Wie wirkt sich Digitalisierung auf Prozsse der bürgerschaftlichen Mitverantwortung und der informellen Bürgerbeteiligung aus?

Um 15 Uhr teilten sich alle Teilnehmer*innen dann für die Diskussionen in Arbeitsgruppen auf. Die erste Diskussion stand im Licht der Frage, wie die Digitalisierung Prozesse der bürgerschaftlichen Mitverantwortung und der informellen Bürgerbeteiligung verändert. Zum Thema stellte Astrid Köhler von der Stadtwerkstatt Hamburg das digitales Partizipationssystem (DIPAS) der Hafenstadt vor. Die Vorteile digitaler Beteiligung sehe sie u.a.  in der der Unabhängigkeit von Zeit und Ort, der Transparenz des Verfahrens, und dem gleichberechtigten Zugang zu Informationen.
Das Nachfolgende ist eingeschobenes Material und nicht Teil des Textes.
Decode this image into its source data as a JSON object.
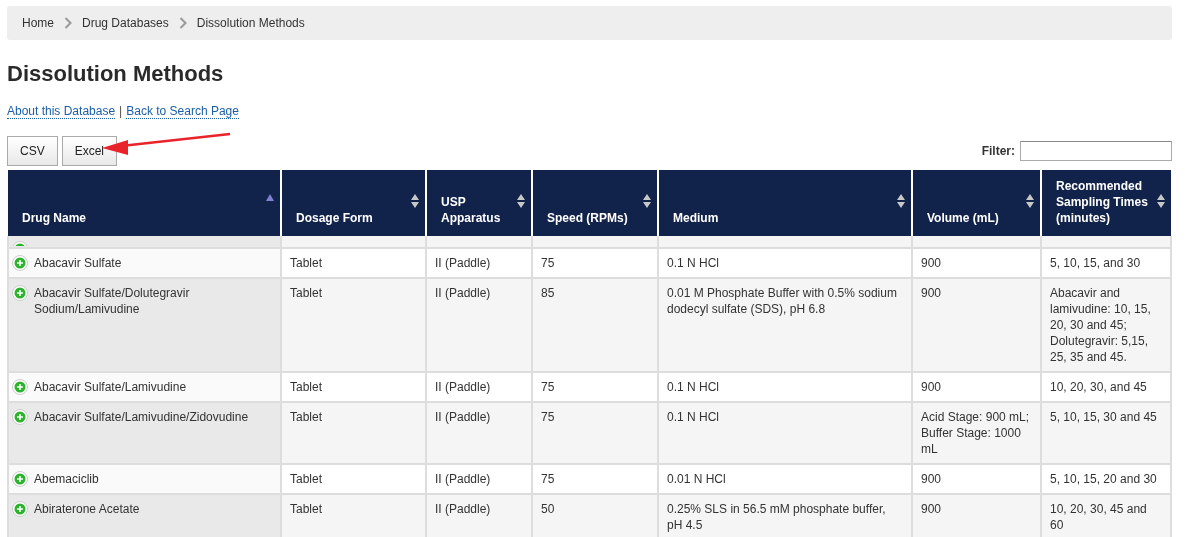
{
  "breadcrumb": [
    {
      "label": "Home"
    },
    {
      "label": "Drug Databases"
    },
    {
      "label": "Dissolution Methods"
    }
  ],
  "title": "Dissolution Methods",
  "links": [
    {
      "label": "About this Database"
    },
    {
      "label": "Back to Search Page"
    }
  ],
  "link_separator": "|",
  "export_buttons": [
    {
      "label": "CSV"
    },
    {
      "label": "Excel"
    }
  ],
  "annotation": {
    "kind": "arrow"
  },
  "filter": {
    "label": "Filter:"
  },
  "table": {
    "columns": [
      {
        "label": "Drug Name",
        "sorted_ascending": true
      },
      {
        "label": "Dosage Form",
        "sorted_ascending": false
      },
      {
        "label": "USP Apparatus",
        "sorted_ascending": false
      },
      {
        "label": "Speed (RPMs)",
        "sorted_ascending": false
      },
      {
        "label": "Medium",
        "sorted_ascending": false
      },
      {
        "label": "Volume (mL)",
        "sorted_ascending": false
      },
      {
        "label": "Recommended Sampling Times (minutes)",
        "sorted_ascending": false
      }
    ],
    "rows": [
      {
        "kind": "partial"
      },
      {
        "kind": "full",
        "cells": [
          "Abacavir Sulfate",
          "Tablet",
          "II (Paddle)",
          "75",
          "0.1 N HCl",
          "900",
          "5, 10, 15, and 30"
        ]
      },
      {
        "kind": "full",
        "cells": [
          "Abacavir Sulfate/Dolutegravir Sodium/Lamivudine",
          "Tablet",
          "II (Paddle)",
          "85",
          "0.01 M Phosphate Buffer with 0.5% sodium dodecyl sulfate (SDS), pH 6.8",
          "900",
          "Abacavir and lamivudine: 10, 15, 20, 30 and 45; Dolutegravir: 5,15, 25, 35 and 45."
        ]
      },
      {
        "kind": "full",
        "cells": [
          "Abacavir Sulfate/Lamivudine",
          "Tablet",
          "II (Paddle)",
          "75",
          "0.1 N HCl",
          "900",
          "10, 20, 30, and 45"
        ]
      },
      {
        "kind": "full",
        "cells": [
          "Abacavir Sulfate/Lamivudine/Zidovudine",
          "Tablet",
          "II (Paddle)",
          "75",
          "0.1 N HCl",
          "Acid Stage: 900 mL; Buffer Stage: 1000 mL",
          "5, 10, 15, 30 and 45"
        ]
      },
      {
        "kind": "full",
        "cells": [
          "Abemaciclib",
          "Tablet",
          "II (Paddle)",
          "75",
          "0.01 N HCl",
          "900",
          "5, 10, 15, 20 and 30"
        ]
      },
      {
        "kind": "full",
        "cells": [
          "Abiraterone Acetate",
          "Tablet",
          "II (Paddle)",
          "50",
          "0.25% SLS in 56.5 mM phosphate buffer, pH 4.5",
          "900",
          "10, 20, 30, 45 and 60"
        ]
      }
    ]
  }
}
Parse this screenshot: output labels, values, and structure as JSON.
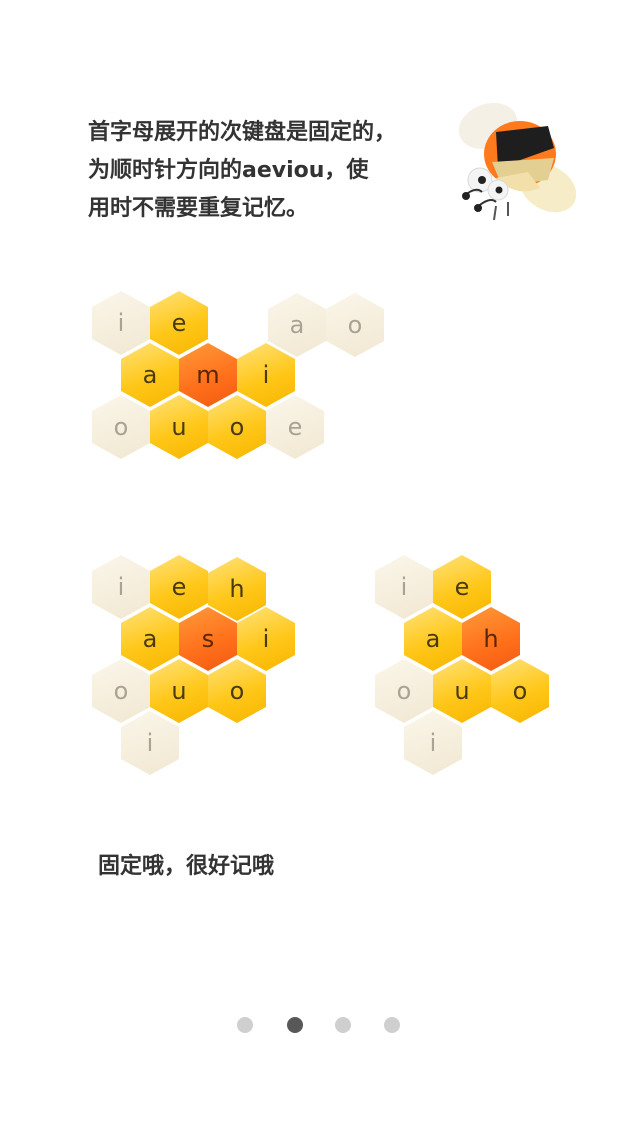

In DIPAS  ließen sich zudem u.a. stadtbauliche Entwürfe hochladen, die den Bürger*innen einen tieferen Einblick in Baupläne ermöglichten.

Nephtis Brandsma erzählte am Beispiel der Software „CONSUL“ von den Erfahrungen, welche die Stadt Groningen mit digitaler Beteiligung gemacht habe. Digitale Beteiligung sei in Groningen Teil eines größeren Experimentes, um herauszufinden, wie der Dialog in der Stadt gestärkt werden könne – und tatsächlich habe die Einführung des Online-Verfahrens bereits die generelle Motivation der Bevölkerung gestärkt, sich in die Stadtdebatte einzubringen. Beipielhafte erzählte Brandsma von einer digitalen Abstimmung in einem Stadtteil Groningens, an der sich zuletzt etwa eintausend Bürger*innen beteiligt hätten: Dies entspräche einem Anteil von zehn Prozent der Stadtteilbevölkerung und sei damit ein sehr erfreuliches Ergebnis. Moderiert wurden die Inputs jeweils von Evelyn Bodenmeier vom GermanZero e. V. Sowie Prof. Dr. Christoph Peters von der Universität Kassel.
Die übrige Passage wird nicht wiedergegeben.